Leviticus 24:13 The Holy One of Sinai said to Moses, saying: 14 Take the blasphemer outside the camp; and let all who were within hearing lay their hands on his head, and let the whole congregation stone him. 15 And speak to the people of Israel, saying: Anyone who curses God shall bear the sin. 16 One who blasphemes the Name of the Holy One shall be put to death; the whole congregation shall stone the blasphemer. Aliens as well as citizens, when they blaspheme the Name, shall be put to death. 17 Anyone who kills a human being shall be put to death. 18 Anyone who kills an animal shall make restitution for it, life for life. 19 Anyone who maims another shall suffer the same injury in return: 20 fracture for fracture, eye for eye, tooth for tooth; the injury inflicted is the injury to be suffered. 21 One who kills an animal shall make restitution for it; but one who kills a human being shall be put to death. 22 You shall have one law for the alien and for the citizen: for I am the Eternal One your God. 23 Moses spoke so to the people of Israel; and they took the blasphemer outside the camp, and stoned him to death. The people of Israel did as the Living God had commanded Moses.

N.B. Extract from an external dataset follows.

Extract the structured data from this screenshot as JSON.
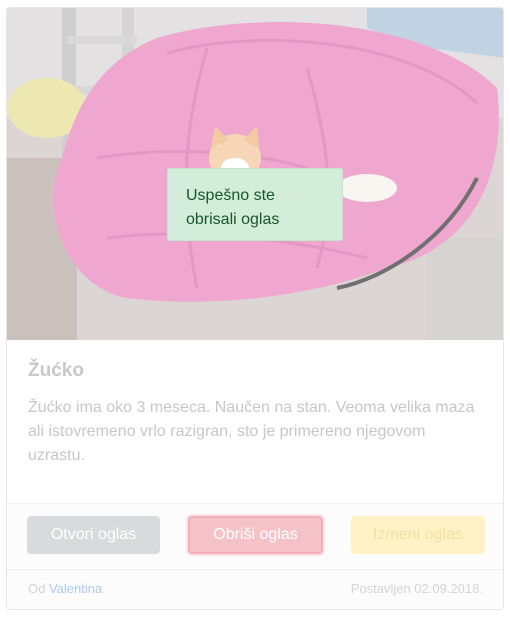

There is a part of me that doesn’t wrestle with the death penalty. I know our justice system is not just. I know that we have executed innocent women and men and that is abominable. I know that black and brown and poor defendants are overrepresented on the system because they are targeted, over arrested, over convicted and over executed. And at the same time, some crimes are so heinous that I fully understand the Iron Age theology that says such must not be named among you, take them outside of the camp and stone them. I also know that the death penalty is not a deterrent and the appeals system is broken, flawed and skewed. And yet the case of John David Battaglia gives me pause. He shot his 6 and 9 year old daughters to death, Faith, 9, three times and Liberty, 6, 5 times – while on the phone with their mother saying Merry Fucking Christmas after making Faith ask her mother, “Why do you want Daddy to go to jail?” Their mother also had to listen to her daughter beg “No Daddy, please don’t.” If the death penalty is immoral it is alway immoral, even in this case. But if human beings have sufficient moral agency to adjudicate life and death and can do so justly – a standard which has rarely if ever been met – then there are times when the death penalty is merited. This may be one of them. Whatever his fate, may God have mercy on his soul.